- Genre: Documentary
- Starring: Séamus Darby Martin Furlong Gerry Carroll Matt Connor Richie Connor Eugene McGee
- Country of origin: Ireland

Production
- Production company: Loosehorse

Original release
- Network: RTÉ One
- Release: 28 December 2018

= Players of the Faithful =

Irish documentary

Players of the Faithful is a documentary on Offaly's bid to stop Kerry becoming the first team to win five consecutive All-Ireland Senior Football Championships in 1982.

Loosehorse were responsible for putting it together; it followed on from their documentary Micko which debuted earlier that year.

It first aired on RTÉ One on Friday 28 December 2018 at 9:30 pm. At that time Dublin had just won their fourth consecutive All-Ireland Senior Football Championship and would be bidding for their fifth in 2019. Players of the Faithful was repeated on RTÉ One on the night of 1 September 2019, following The Sunday Games highlights of the drawn 2019 All-Ireland Senior Football Championship Final in which Dublin's opponents were Kerry.

The title is a pun both on Offaly's nickname ("The Faithful County") and the series of prayers said by members of the Catholic Church.

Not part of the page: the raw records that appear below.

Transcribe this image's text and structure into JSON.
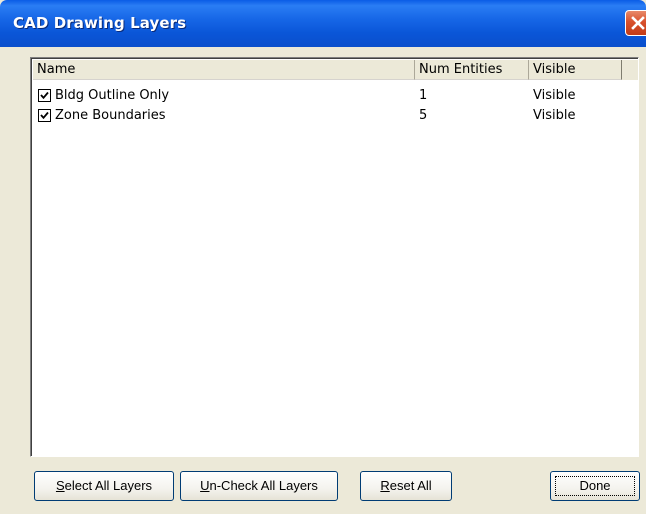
{
  "window": {
    "title": "CAD Drawing Layers"
  },
  "list": {
    "columns": [
      "Name",
      "Num Entities",
      "Visible"
    ],
    "rows": [
      {
        "checked": true,
        "name": "Bldg Outline Only",
        "entities": "1",
        "visible": "Visible"
      },
      {
        "checked": true,
        "name": "Zone Boundaries",
        "entities": "5",
        "visible": "Visible"
      }
    ]
  },
  "buttons": {
    "select_all": {
      "mnemonic": "S",
      "rest": "elect All Layers"
    },
    "uncheck_all": {
      "mnemonic": "U",
      "rest": "n-Check All Layers"
    },
    "reset_all": {
      "mnemonic": "R",
      "rest": "eset All"
    },
    "done": "Done"
  },
  "icons": {
    "close": "close-icon",
    "checkbox": "checkmark-icon"
  }
}
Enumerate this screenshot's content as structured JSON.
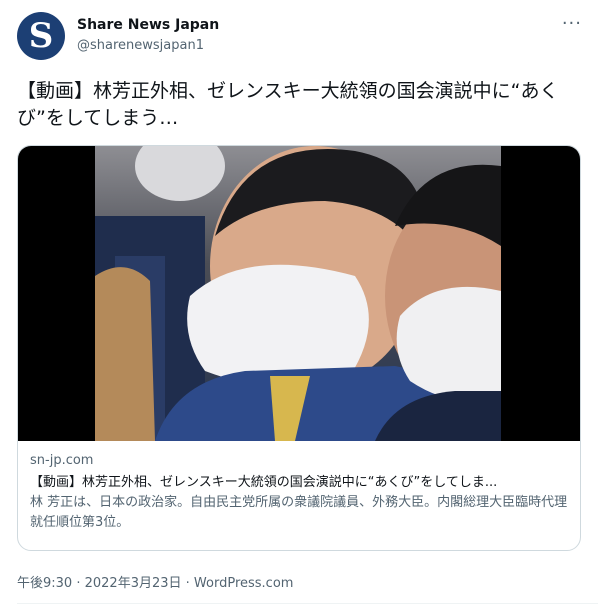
{
  "account": {
    "avatar_letter": "S",
    "display_name": "Share News Japan",
    "handle": "@sharenewsjapan1",
    "more_label": "···"
  },
  "tweet": {
    "text": "【動画】林芳正外相、ゼレンスキー大統領の国会演説中に“あくび”をしてしまう…"
  },
  "link_card": {
    "domain": "sn-jp.com",
    "title": "【動画】林芳正外相、ゼレンスキー大統領の国会演説中に“あくび”をしてしま...",
    "description": "林 芳正は、日本の政治家。自由民主党所属の衆議院議員、外務大臣。内閣総理大臣臨時代理就任順位第3位。"
  },
  "meta": {
    "time": "午後9:30",
    "sep1": " · ",
    "date": "2022年3月23日",
    "sep2": " · ",
    "source": "WordPress.com"
  },
  "colors": {
    "avatar_bg": "#1c3f74",
    "text": "#0f1419",
    "secondary": "#536471",
    "border": "#cfd9de"
  }
}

The documentary shows how Bord na Móna and the ESB's role in employing young local men during this time led to many footballers for the county to choose from. It features contributions from five members of the 1982 Offaly team, including goalkeeper Martin Furlong (who saved a Mikey Sheehy penalty) and Séamus Darby (who scored the most famous goal in the sport's history past Charlie Nelligan). Also featured are brothers Matt and Richie Connor and Gerry Carroll. Carroll and Furlong are interviewed in New York, to where they both moved in later life. Also featured was 1982 Offaly manager Eugene McGee. McGee died shortly afterwards.